Порфирий подставил ему спину.
Садись, — руками подхватил Бориса под коленки. И зашагал еще быстрее. Будет ли когда-нибудь конец
этому снежному полю?
Борис горячо дышит возле его щеки. Что-то рассказывает ему. Говорит, как это было. Не все ли равно — как. Ее нет. Теперь ее уже нет на свете. А он все шагает и никак не может дойти.
Солдаты…
Порфирий очнулся, спустил Бориса с плеч, пригибаясь, побежал с ним вперед. Солдаты редкой цепочкой, чуть видные в отблесках далеких фонарей, стояли вдоль линии, оберегали подступы к поезду Меллера-Закомельского. У семафора обрывалась их цепь, и дальше был густой зимний мрак. Порфирий и Борис скатились в канаву у насыпи, прошагали за семафор, в темноту, переползли через рельсы и повернули, снова пошли по канаве — уже с другой стороны насыпи — к чернеющему впереди забору мастерских. Здесь, слева от него, пустырь, паровозное кладбище, старые, ржавые скаты колес.

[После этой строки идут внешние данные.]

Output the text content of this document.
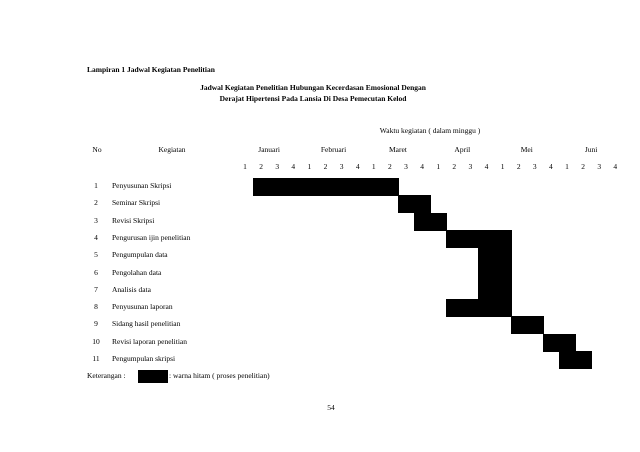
Lampiran 1 Jadwal Kegiatan Penelitian
Jadwal Kegiatan Penelitian Hubungan Kecerdasan Emosional Dengan
Derajat Hipertensi Pada Lansia Di Desa Pemecutan Kelod
Waktu kegiatan ( dalam minggu )
No	Kegiatan	Januari	Februari	Maret	April	Mei	Juni
1 2 3 4 1 2 3 4 1 2 3 4 1 2 3 4 1 2 3 4 1 2 3 4
1 Penyusunan Skripsi
2 Seminar Skripsi
3 Revisi Skripsi
4 Pengurusan ijin penelitian
5 Pengumpulan data
6 Pengolahan data
7 Analisis data
8 Penyusunan laporan
9 Sidang hasil penelitian
10 Revisi laporan penelitian
11 Pengumpulan skripsi
Keterangan :	: warna hitam ( proses penelitian)
54
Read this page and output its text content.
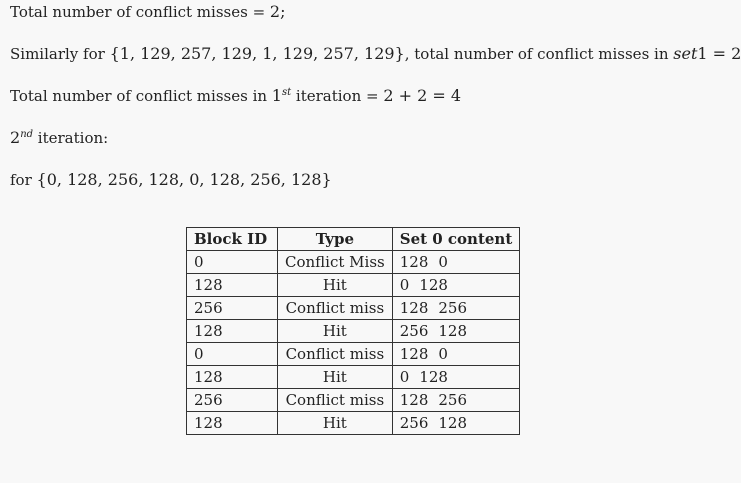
Total number of conflict misses = 2;
Similarly for {1, 129, 257, 129, 1, 129, 257, 129}, total number of conflict misses in set1 = 2
Total number of conflict misses in 1st iteration = 2 + 2 = 4
2nd iteration:
for {0, 128, 256, 128, 0, 128, 256, 128}
Block ID	Type	Set 0 content
0	Conflict Miss	128 0
128	Hit	0 128
256	Conflict miss	128 256
128	Hit	256 128
0	Conflict miss	128 0
128	Hit	0 128
256	Conflict miss	128 256
128	Hit	256 128
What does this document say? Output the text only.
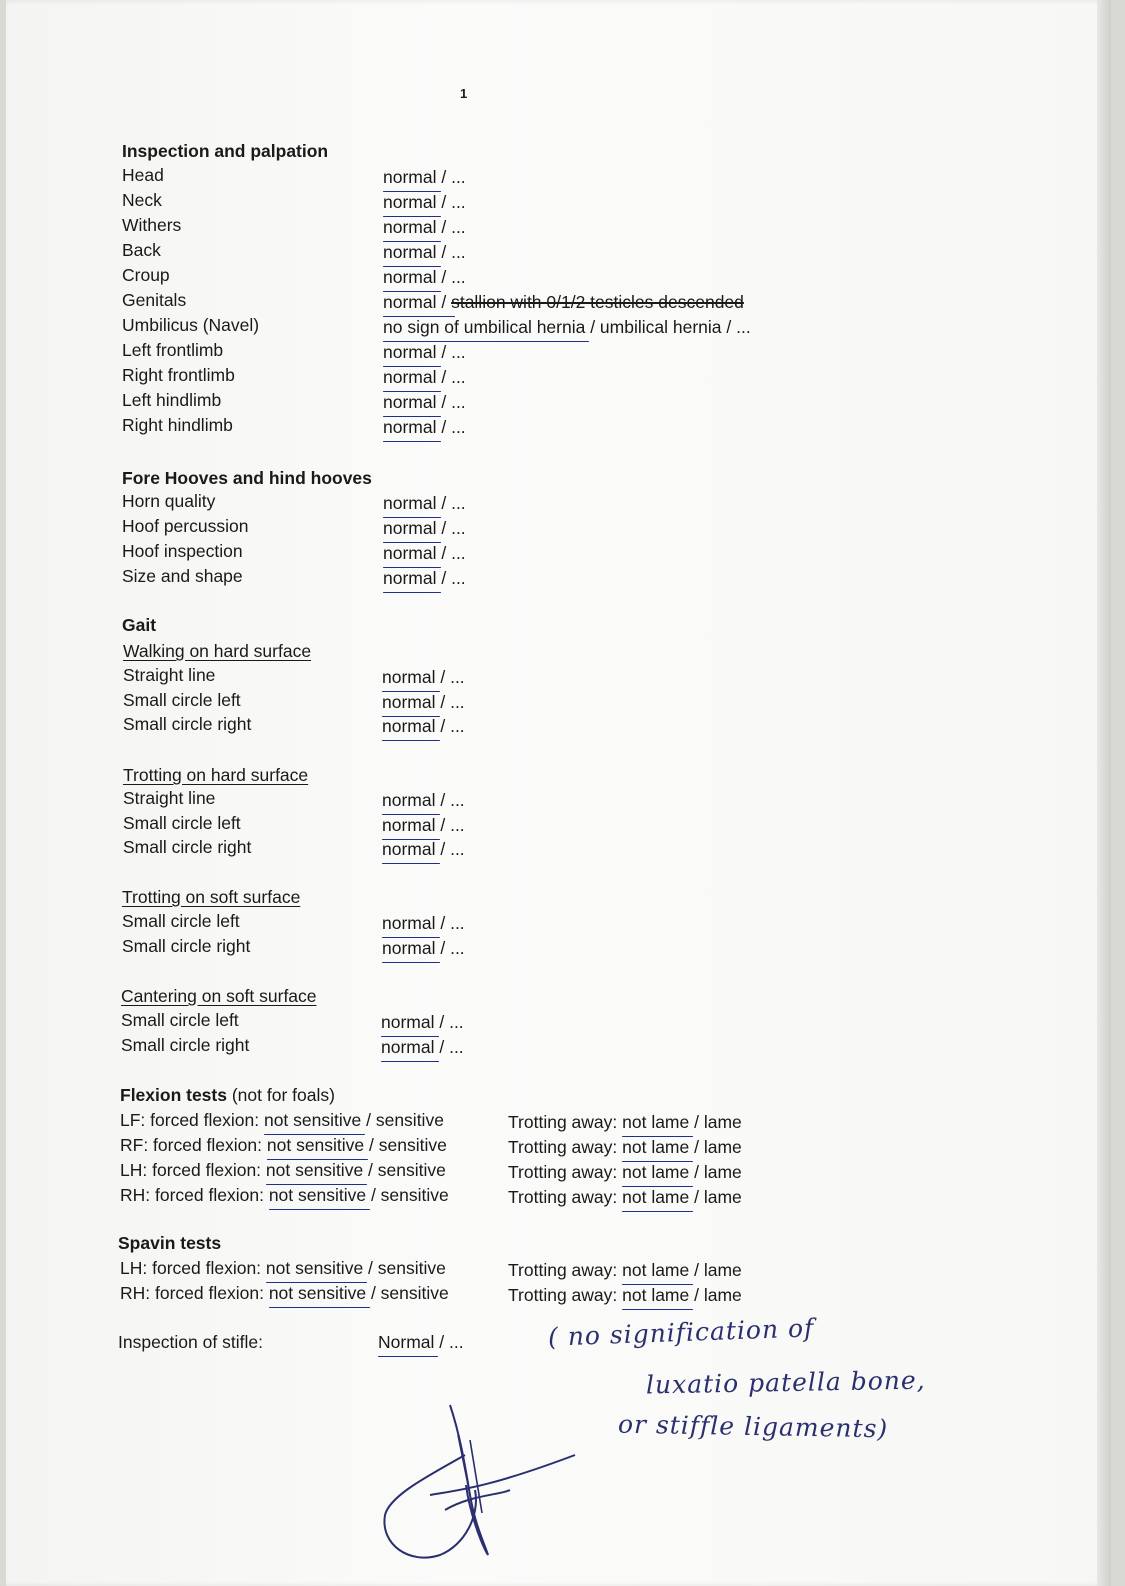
1
Inspection and palpation
Head	normal / ...
Neck	normal / ...
Withers	normal / ...
Back	normal / ...
Croup	normal / ...
Genitals	normal / stallion with 0/1/2 testicles descended
Umbilicus (Navel)	no sign of umbilical hernia / umbilical hernia / ...
Left frontlimb	normal / ...
Right frontlimb	normal / ...
Left hindlimb	normal / ...
Right hindlimb	normal / ...
Fore Hooves and hind hooves
Horn quality	normal / ...
Hoof percussion	normal / ...
Hoof inspection	normal / ...
Size and shape	normal / ...
Gait
Walking on hard surface
Straight line	normal / ...
Small circle left	normal / ...
Small circle right	normal / ...
Trotting on hard surface
Straight line	normal / ...
Small circle left	normal / ...
Small circle right	normal / ...
Trotting on soft surface
Small circle left	normal / ...
Small circle right	normal / ...
Cantering on soft surface
Small circle left	normal / ...
Small circle right	normal / ...
Flexion tests (not for foals)
LF: forced flexion: not sensitive / sensitive	Trotting away: not lame / lame
RF: forced flexion: not sensitive / sensitive	Trotting away: not lame / lame
LH: forced flexion: not sensitive / sensitive	Trotting away: not lame / lame
RH: forced flexion: not sensitive / sensitive	Trotting away: not lame / lame
Spavin tests
LH: forced flexion: not sensitive / sensitive	Trotting away: not lame / lame
RH: forced flexion: not sensitive / sensitive	Trotting away: not lame / lame
Inspection of stifle:	Normal / ...	( no signification of
luxatio patella bone,
or stiffle ligaments)
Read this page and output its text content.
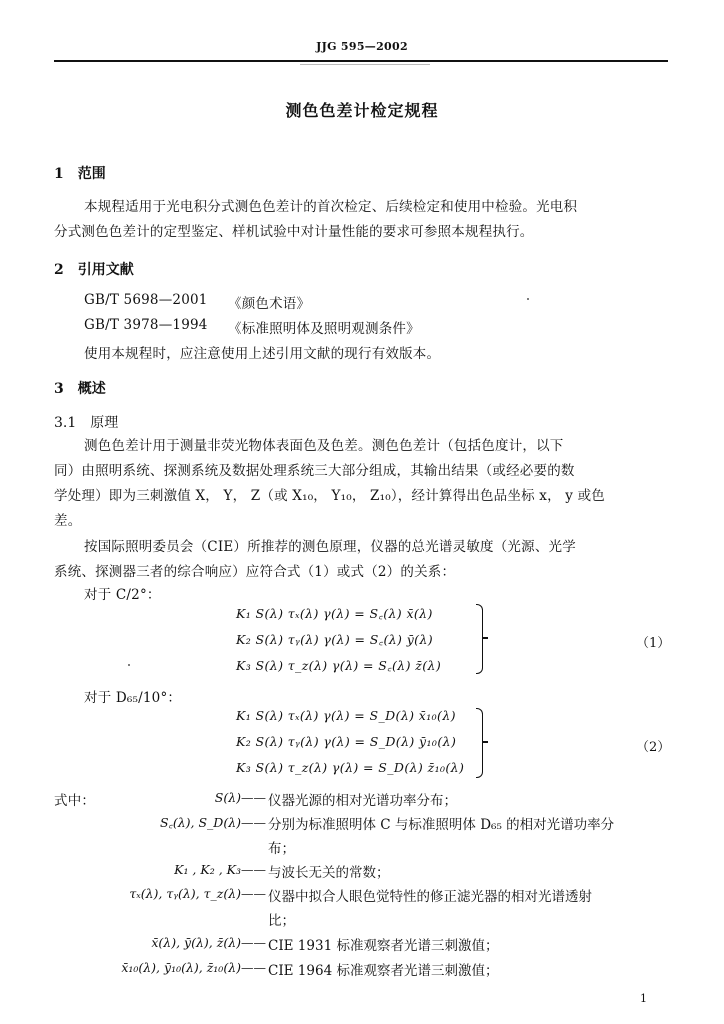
JJG 595—2002
测色色差计检定规程
1　范围
本规程适用于光电积分式测色色差计的首次检定、后续检定和使用中检验。光电积
分式测色色差计的定型鉴定、样机试验中对计量性能的要求可参照本规程执行。
2　引用文献
GB/T 5698—2001 《颜色术语》
GB/T 3978—1994 《标准照明体及照明观测条件》
使用本规程时，应注意使用上述引用文献的现行有效版本。
3　概述
3.1　原理
测色色差计用于测量非荧光物体表面色及色差。测色色差计（包括色度计，以下
同）由照明系统、探测系统及数据处理系统三大部分组成，其输出结果（或经必要的数
学处理）即为三刺激值 X， Y， Z（或 X₁₀， Y₁₀， Z₁₀），经计算得出色品坐标 x， y 或色
差。
按国际照明委员会（CIE）所推荐的测色原理，仪器的总光谱灵敏度（光源、光学
系统、探测器三者的综合响应）应符合式（1）或式（2）的关系：
对于 C/2°：
K₁ S(λ) τₓ(λ) γ(λ) = S꜀(λ) x̄(λ)
K₂ S(λ) τᵧ(λ) γ(λ) = S꜀(λ) ȳ(λ)
K₃ S(λ) τ_z(λ) γ(λ) = S꜀(λ) z̄(λ)
（1）
对于 D₆₅/10°：
K₁ S(λ) τₓ(λ) γ(λ) = S_D(λ) x̄₁₀(λ)
K₂ S(λ) τᵧ(λ) γ(λ) = S_D(λ) ȳ₁₀(λ)
K₃ S(λ) τ_z(λ) γ(λ) = S_D(λ) z̄₁₀(λ)
（2）
式中：	S(λ)—— 仪器光源的相对光谱功率分布；
S꜀(λ), S_D(λ)—— 分别为标准照明体 C 与标准照明体 D₆₅ 的相对光谱功率分
布；
K₁ , K₂ , K₃—— 与波长无关的常数；
τₓ(λ), τᵧ(λ), τ_z(λ)—— 仪器中拟合人眼色觉特性的修正滤光器的相对光谱透射
比；
x̄(λ), ȳ(λ), z̄(λ)—— CIE 1931 标准观察者光谱三刺激值；
x̄₁₀(λ), ȳ₁₀(λ), z̄₁₀(λ)—— CIE 1964 标准观察者光谱三刺激值；
1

Ударил залп. Порфирий видел, как блеснули вдалеке красные кинжалы огней, озарив на мгновение папахи солдат. Потом еще один выстрел, вниз. И резкая команда. Пронзительный скрип шагов. И все опять затихло.
Дядя Порфирий… а если еще придут солдаты?
Веди… Показывай…
В густом морозном тумане они брели теперь обочь длинной вереницы холодных, завеянных снегом паровозов. Борис стучал зубами от холода и страха.
Дядя Порфирий, где-то здесь…
Он стиснул мальчику руку. Вот прямо перед ними в сугробе человек, лежит вниз лицом. И серебринки инея подернули уже на нем одежду. Это мужчина. Порфирий повернул его — и отступил. Нечаев…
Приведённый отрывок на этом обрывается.